Vanquish has five difficulty settings:
Casual Auto: This setting is for stupid babies.
Casual: This setting is for regular babies.
Normal: This setting is for babies who can already grow mustaches (even the girls).
Hard: This setting is for robot babies.
God Hard: This setting has never been completed by babies.
In that spectrum you can find a setting that fits you. Casual Auto can be completed by almost anyone! Normal is a brisk and challenging experience in line with "hard" on most action games, and Hard is where things get absolutely bananas. God Hard? I'll tell you about God Hard in a minute.

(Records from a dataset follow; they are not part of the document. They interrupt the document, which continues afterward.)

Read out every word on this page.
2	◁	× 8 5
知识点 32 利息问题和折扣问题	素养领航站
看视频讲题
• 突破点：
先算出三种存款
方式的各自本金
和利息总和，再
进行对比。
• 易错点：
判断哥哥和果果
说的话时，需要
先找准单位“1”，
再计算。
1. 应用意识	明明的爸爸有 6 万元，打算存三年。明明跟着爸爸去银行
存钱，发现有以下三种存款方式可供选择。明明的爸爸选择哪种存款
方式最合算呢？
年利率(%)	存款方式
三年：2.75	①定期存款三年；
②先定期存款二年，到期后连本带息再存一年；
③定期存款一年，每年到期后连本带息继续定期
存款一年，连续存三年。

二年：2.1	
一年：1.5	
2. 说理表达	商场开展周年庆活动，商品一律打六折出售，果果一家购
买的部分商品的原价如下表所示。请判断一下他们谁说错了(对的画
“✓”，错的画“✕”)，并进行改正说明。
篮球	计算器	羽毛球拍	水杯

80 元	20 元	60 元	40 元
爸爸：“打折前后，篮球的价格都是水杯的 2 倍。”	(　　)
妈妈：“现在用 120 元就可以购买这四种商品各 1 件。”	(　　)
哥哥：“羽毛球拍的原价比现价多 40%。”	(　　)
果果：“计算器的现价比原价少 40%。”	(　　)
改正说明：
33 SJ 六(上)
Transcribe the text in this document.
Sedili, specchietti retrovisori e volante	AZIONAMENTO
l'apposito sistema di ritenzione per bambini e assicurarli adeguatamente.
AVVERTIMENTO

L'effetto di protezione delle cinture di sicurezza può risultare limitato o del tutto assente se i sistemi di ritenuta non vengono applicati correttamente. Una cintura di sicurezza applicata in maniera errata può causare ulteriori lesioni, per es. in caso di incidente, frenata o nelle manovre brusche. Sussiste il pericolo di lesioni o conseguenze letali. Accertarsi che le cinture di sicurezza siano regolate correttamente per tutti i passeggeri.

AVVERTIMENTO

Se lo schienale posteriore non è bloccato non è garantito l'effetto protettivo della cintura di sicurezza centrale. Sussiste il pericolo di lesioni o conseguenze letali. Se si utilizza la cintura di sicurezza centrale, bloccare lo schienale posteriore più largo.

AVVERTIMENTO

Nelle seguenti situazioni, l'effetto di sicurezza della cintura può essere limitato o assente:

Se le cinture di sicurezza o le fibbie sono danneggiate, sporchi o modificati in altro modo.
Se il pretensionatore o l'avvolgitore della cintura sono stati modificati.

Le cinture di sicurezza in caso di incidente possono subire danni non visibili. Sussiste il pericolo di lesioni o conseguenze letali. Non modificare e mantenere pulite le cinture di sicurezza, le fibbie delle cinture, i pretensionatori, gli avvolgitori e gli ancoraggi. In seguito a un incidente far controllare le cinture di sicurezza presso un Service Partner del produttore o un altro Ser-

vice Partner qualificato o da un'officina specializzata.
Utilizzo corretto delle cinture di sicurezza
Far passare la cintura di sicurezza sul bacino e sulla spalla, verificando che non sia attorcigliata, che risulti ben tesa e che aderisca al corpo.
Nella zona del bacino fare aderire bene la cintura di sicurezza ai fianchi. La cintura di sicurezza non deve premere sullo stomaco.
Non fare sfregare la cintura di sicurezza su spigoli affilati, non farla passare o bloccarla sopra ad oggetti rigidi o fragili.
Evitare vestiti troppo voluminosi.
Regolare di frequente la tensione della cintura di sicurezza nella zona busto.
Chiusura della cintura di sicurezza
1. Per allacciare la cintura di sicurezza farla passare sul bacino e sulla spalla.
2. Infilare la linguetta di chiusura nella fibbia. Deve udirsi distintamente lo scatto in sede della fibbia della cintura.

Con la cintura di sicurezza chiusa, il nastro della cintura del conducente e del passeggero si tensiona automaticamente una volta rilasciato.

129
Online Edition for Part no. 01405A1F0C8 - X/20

These bad guys hate babies.
Remember the Konami code? It would give you thirty lives! Yeah, Vanquish has a Konami code too, and it will fucking kill you!
To use the super ultra Vanquish code, go to the title screen and rotate the right analog stick clockwise 20 times! If you hear a special sound, you just unlocked God Hard mode without having to beat the game. Lucky you.
How hard is God Hard? I'm glad you asked.
It makes Non-Stop Infinite Climax look like a joke.
Titan Mode is a walk in the park in comparison.
Master Ninja Mode doesn't even begin to compare.
Dante Must Die would kill itself if it played God Hard.
XXX Adult Mode in Viewtiful Joe suddenly looks like Softcore Adult Mode!
You'd be better off trying to get all the Platinum Medals in Blast Corps. Yeah. I went there.
God Hard is the ball-bustingest, face-slappingest challenge you can get in a game this generation. And what's more, it's completely fair, and if you die it's your own damn fault so try again you crying milksop.
Oh yeah, and Vanquish has a challenge mode. How many challenges does it have? Six. This isn't much compared to Ninja Gaiden Black's FIFTY, but it will easily last you just as long.
You want to prove how tough a gamer you are? Beat Challenge 6. I've been trying for two days after taking a break of weeks, and I can't do it yet. Can you?
Seriously though, guys, let's talk about Vanquish. We can swap strategies and stuff.